На них были очень практичного вида, но вычурные кафтаны — с острыми и широкими, аж до самого плеча, лацканами и кончиками воротника и с манерными манжетами — и узкие свободные штаны, заправленными в сапоги чуть ниже колен. По всей поверхности кафтан был вышит какой-то вязью, причудливо напоминающей одновременно рунную вязь и переплетение тонких веток какого-то растения. Такой же узор шёл вдоль наружного шва штанов. На левом плече у каждого был прикрывающий его доспех. На руках были перчатки, сделанные из тонкой розовой кожи.
— Oh fuck! She talks fucking orcish! — возмущённо воскликнул один из Светлых.
— Yep, this fucking whore is now officially our fucking food! — флегматично пожал плечами самый высокий, тот, что стоял прямо по курсу Беллы.
— Not before I fucking bang her guts! — сказал третий.
— Go fuck yourself you asshole! I am fucking hungry! I call dibs on tits! — крикнул четвёртый, который был пониже остальных, но немного шире в кости.

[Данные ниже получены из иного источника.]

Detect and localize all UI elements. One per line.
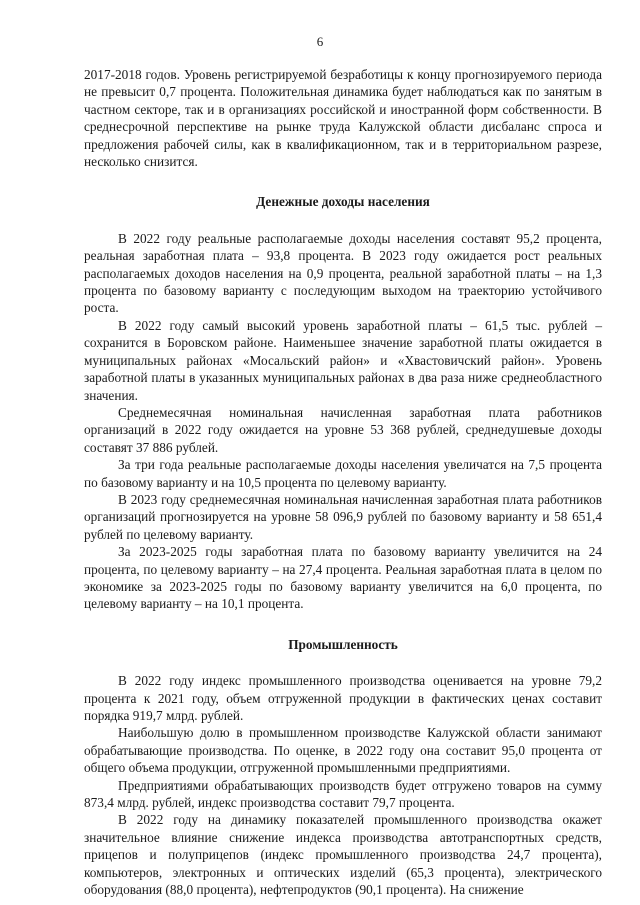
- income-paragraph-3: Среднемесячная номинальная начисленная заработная плата работников организаций в 2022 году ожидается на уровне 53 368 рублей, среднедушевые доходы составят 37 886 рублей.: [84, 404, 602, 455]
- page-body: [84, 66, 602, 898]
- income-paragraph-2: В 2022 году самый высокий уровень заработной платы – 61,5 тыс. рублей – сохранится в Боровском районе. Наименьшее значение заработной платы ожидается в муниципальных районах «Мосальский район» и «Хвастовичский район». Уровень заработной платы в указанных муниципальных районах в два раза ниже среднеобластного значения.: [84, 317, 602, 403]
- industry-paragraph-2: Наибольшую долю в промышленном производстве Калужской области занимают обрабатывающие производства. По оценке, в 2022 году она составит 95,0 процента от общего объема продукции, отгруженной промышленными предприятиями.: [84, 725, 602, 776]
- industry-section-heading: Промышленность: [288, 636, 398, 652]
- intro-paragraph: 2017-2018 годов. Уровень регистрируемой безработицы к концу прогнозируемого периода не превысит 0,7 процента. Положительная динамика будет наблюдаться как по занятым в частном секторе, так и в организациях российской и иностранной форм собственности. В среднесрочной перспективе на рынке труда Калужской области дисбаланс спроса и предложения рабочей силы, как в квалификационном, так и в территориальном разрезе, несколько снизится.: [84, 67, 602, 170]
- income-paragraph-5: В 2023 году среднемесячная номинальная начисленная заработная плата работников организаций прогнозируется на уровне 58 096,9 рублей по базовому варианту и 58 651,4 рублей по целевому варианту.: [84, 491, 602, 542]
- income-paragraph-6: За 2023-2025 годы заработная плата по базовому варианту увеличится на 24 процента, по целевому варианту – на 27,4 процента. Реальная заработная плата в целом по экономике за 2023-2025 годы по базовому варианту увеличится на 6,0 процента, по целевому варианту – на 10,1 процента.: [84, 544, 602, 612]
- income-paragraph-4: За три года реальные располагаемые доходы населения увеличатся на 7,5 процента по базовому варианту и на 10,5 процента по целевому варианту.: [84, 457, 602, 490]
- income-paragraph-1: В 2022 году реальные располагаемые доходы населения составят 95,2 процента, реальная заработная плата – 93,8 процента. В 2023 году ожидается рост реальных располагаемых доходов населения на 0,9 процента, реальной заработной платы – на 1,3 процента по базовому варианту с последующим выходом на траекторию устойчивого роста.: [84, 230, 602, 316]
- industry-paragraph-4: В 2022 году на динамику показателей промышленного производства окажет значительное влияние снижение индекса производства автотранспортных средств, прицепов и полуприцепов (индекс промышленного производства 24,7 процента), компьютеров, электронных и оптических изделий (65,3 процента), электрического оборудования (88,0 процента), нефтепродуктов (90,1 процента). На снижение: [84, 812, 602, 898]
- industry-paragraph-1: В 2022 году индекс промышленного производства оценивается на уровне 79,2 процента к 2021 году, объем отгруженной продукции в фактических ценах составит порядка 919,7 млрд. рублей.: [84, 673, 602, 723]
- income-section-heading: Денежные доходы населения: [256, 194, 430, 210]
- page-number: 6: [316, 34, 324, 49]
- industry-paragraph-3: Предприятиями обрабатывающих производств будет отгружено товаров на сумму 873,4 млрд. рублей, индекс производства составит 79,7 процента.: [84, 777, 602, 811]
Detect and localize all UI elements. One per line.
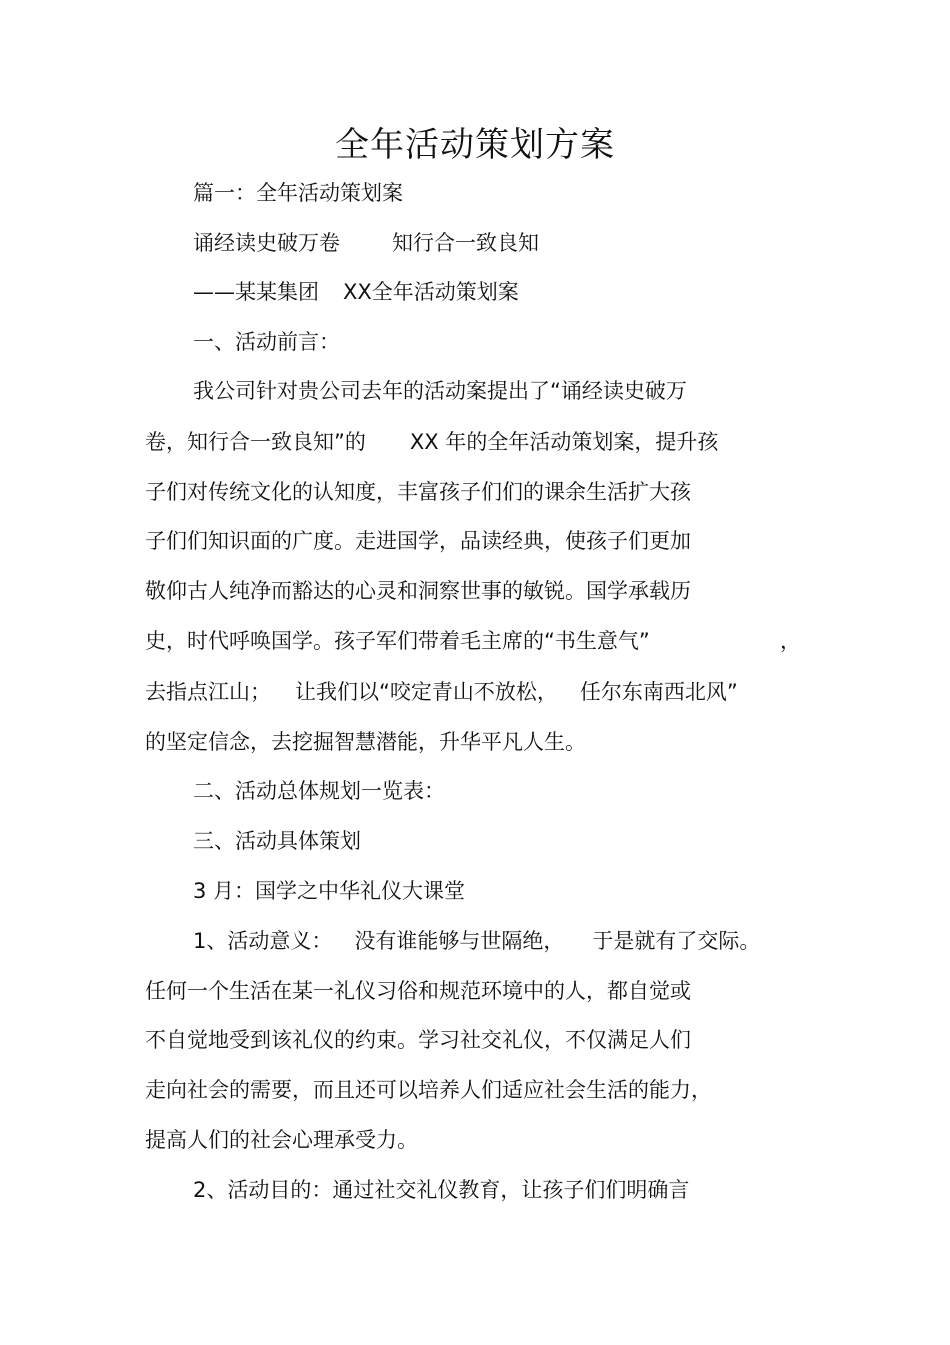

— If you fucking eat this cunt before we drill each hole of hers we are gonna bang you instead, you moron! — зашипел Третий, скаля свои акульи зубы.
— Calm down boys! You are going to alert the orcs! — сказал пятый, который по виду был сильно старше своих товарищей.
— So what, grandpa? Are you going to fucking tell the leutenant on us? — иронично спросил Второй.
— Yeah, go fucking call your Lego-fucking-lass! — поддразнил Третий.
— Guys, can I cut her tits out first? You don’t really need them to bang her, do you? — запричитал Четвёртый.
Всё это происходило, словно в цирке — ни одна стрела, направленная на Беллу, не дрогнула, и ни один следящий за ней глаз не моргнул.
— I must admit gentlemen, the mothefucker got a fucking point! — согласился Первый.
— So what? Somebody tell her to lay on her back and spread them! — крикнул Третий.
— Деффачка, ты лечь! — предложил Пожилой, показывая глазами на землю.
— Это ещё зачем? — удивилась Белла.
— Does anyone have any fucking idea what the fuck did she just say? — запаниковал Четвёртый.
— Do not fucking look at me, you fag! The hell I know! — рассердился Первый.
— I should have listened to my momma… — вздохнул Четвёртый.
— I fucking banged your momma! — выпалил Третий. — Twice!
— Don’t you tell me you fucked Gala-fucking-driel! — рассмеялся Второй.
— So just knock the bitch out, pups! We only have fifteen minutes before the enemy arrives! — нетерпеливо воскликнул Четвёртый, нервно облизываясь.
Пожилой, который стоял к ней ближе всех, одним смазанным движением, которое мне не удалось уловить, сменил лук и стрелу на длинный изогнутый меч, сверкнувший на солнце, и шагнул к Беллатрикс.
— Твоя смотреть моя сапог, — предложил он.
— Что ещё изволят белый господин? — спокойно отозвалась она, пропуская мимо направленный ей в голову удар кулаком.
Изображение приблизило пронёсшуюся мимо руку Светлого, и мы смогли в подробностях рассмотреть его перчатку.
— Ум-ф! — уткнулась носом мне в плечо Дафна, зажимая рот, чтобы её не стошнило.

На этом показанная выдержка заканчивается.